Regulator grants new QDII quota of $10.3b amid accelerated two-way market opening
Chinese regulator grants QDII quota of $10.3b amid accelerated two-way market opening
Published: Jun 02, 2021 08:22 PM
State Administration of Foreign Exchange photo: VCG

State Administration of Foreign Exchange photo: VCG

China's State Administration of Foreign Exchange (SAFE) on Wednesday granted 17 financial institutions a total qualified domestic institutional investor (QDII) quota of $10.3 billion, in a routine move to facilitate the country's two-way capital market opening-up.

The 17 financial institutions include funds, securities firms, banks and insurers. 

To date, the SAFE has approved QDII quota applications from 173 institutions totaling $147.32 billion, the agency's website said.

The QDII program is a quota-based system through which Chinese mainland-based institutions can buy shares in foreign companies through mutual funds. It is a transition mechanism, as China's capital market has not yet fully opened up. Along with the qualified foreign institutional investors (QFII) and renminbi QFII, it is an important mechanism in the Chinese capital market's two-way opening up.

The expansion of China's QDII quota comes as public funds are rolling out relevant products to meet Chinese residents' demand for investing overseas. 

The SAFE has been releasing QDII quotas in a routine and regular way since September 2020. Previously, six rounds of QDII quota were approved by the regulator.

"China's move to grant additional QDII quota shows the government's confidence and determination to achieve stable economic growth and tackle a complicated external environment.
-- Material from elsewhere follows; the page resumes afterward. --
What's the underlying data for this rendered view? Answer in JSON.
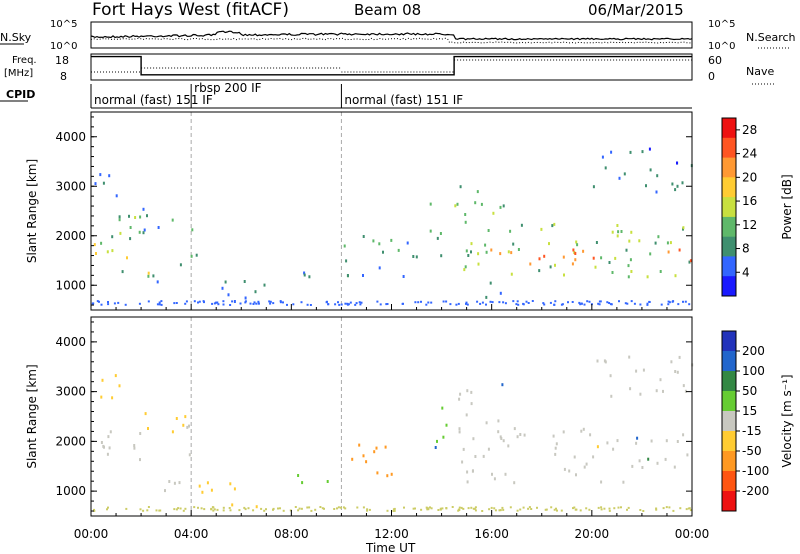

It is also conducive for meeting domestic investors' needs for diversifying overseas asset allocation," a SAFE official was quoted as saying in the statement.

The official also noted that it provides a chance for domestic financial institutions to improve their overseas investment capacity, and it will promote further development of the cross-border asset management industry. 
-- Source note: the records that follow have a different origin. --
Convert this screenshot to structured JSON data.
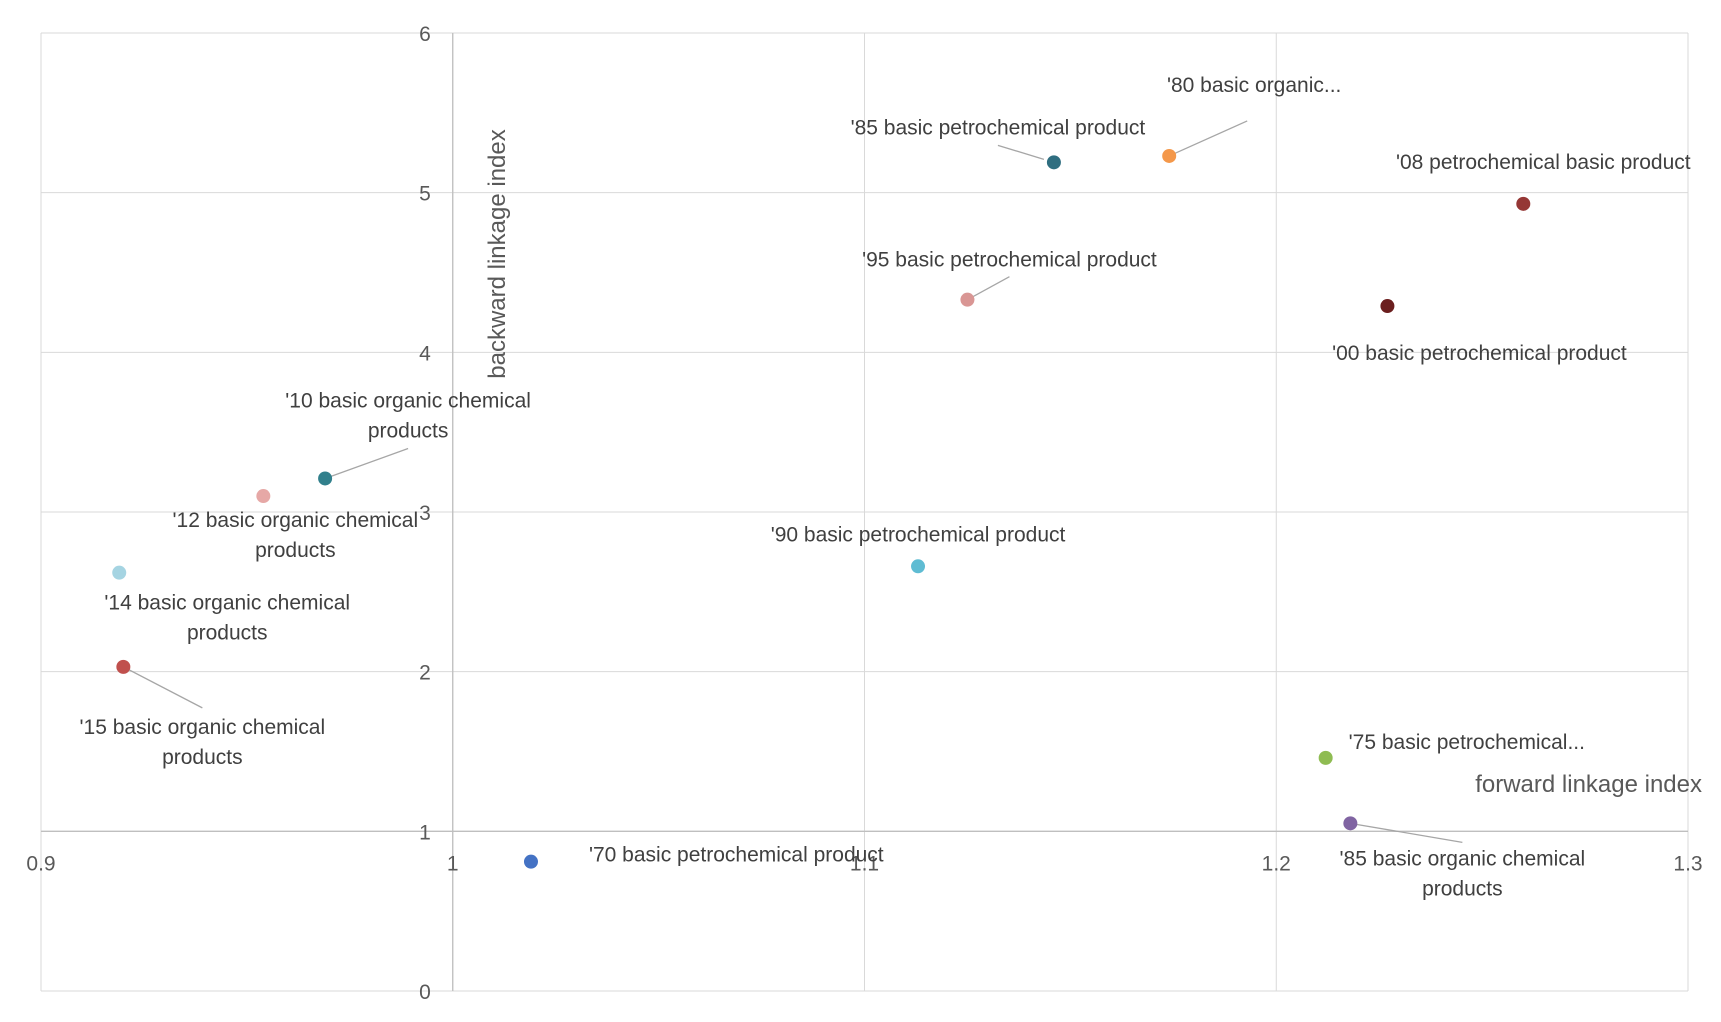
{
  "chart_data": {
    "type": "scatter",
    "title": "",
    "xlabel": "forward linkage index",
    "ylabel": "backward linkage index",
    "xlim": [
      0.9,
      1.3
    ],
    "ylim": [
      0,
      6
    ],
    "x_ticks": [
      "0.9",
      "1",
      "1.1",
      "1.2",
      "1.3"
    ],
    "y_ticks": [
      "0",
      "1",
      "2",
      "3",
      "4",
      "5",
      "6"
    ],
    "grid": true,
    "legend": "none",
    "points": [
      {
        "label": "'70 basic petrochemical product",
        "x": 1.019,
        "y": 0.81,
        "color": "#4472c4"
      },
      {
        "label": "'75 basic petrochemical...",
        "x": 1.212,
        "y": 1.46,
        "color": "#8fbc52"
      },
      {
        "label": "'80 basic organic...",
        "x": 1.174,
        "y": 5.23,
        "color": "#f4984a"
      },
      {
        "label": "'85 basic petrochemical product",
        "x": 1.146,
        "y": 5.19,
        "color": "#2f6e80"
      },
      {
        "label": "'85 basic organic chemical products",
        "x": 1.218,
        "y": 1.05,
        "color": "#8064a2"
      },
      {
        "label": "'90 basic petrochemical product",
        "x": 1.113,
        "y": 2.66,
        "color": "#5fbcd3"
      },
      {
        "label": "'95 basic petrochemical product",
        "x": 1.125,
        "y": 4.33,
        "color": "#d99694"
      },
      {
        "label": "'00 basic petrochemical product",
        "x": 1.227,
        "y": 4.29,
        "color": "#6b1e1e"
      },
      {
        "label": "'08 petrochemical basic product",
        "x": 1.26,
        "y": 4.93,
        "color": "#953735"
      },
      {
        "label": "'10 basic organic chemical products",
        "x": 0.969,
        "y": 3.21,
        "color": "#31808c"
      },
      {
        "label": "'12 basic organic chemical products",
        "x": 0.954,
        "y": 3.1,
        "color": "#e6a8a6"
      },
      {
        "label": "'14 basic organic chemical products",
        "x": 0.919,
        "y": 2.62,
        "color": "#a5d4e2"
      },
      {
        "label": "'15 basic organic chemical products",
        "x": 0.92,
        "y": 2.03,
        "color": "#c0504d"
      }
    ]
  }
}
The SAFE official suggested that QDII institutions should conduct overseas investment business in an orderly manner, as the uncertainty of the global political environment is rising in the post-virus era, and the global financial market could also be subject to greater fluctuations. 

"QDII institutions should make operational decisions in a prudent way, promote the diversification of their investment, and optimize overseas asset allocation to control risks effectively," the official said.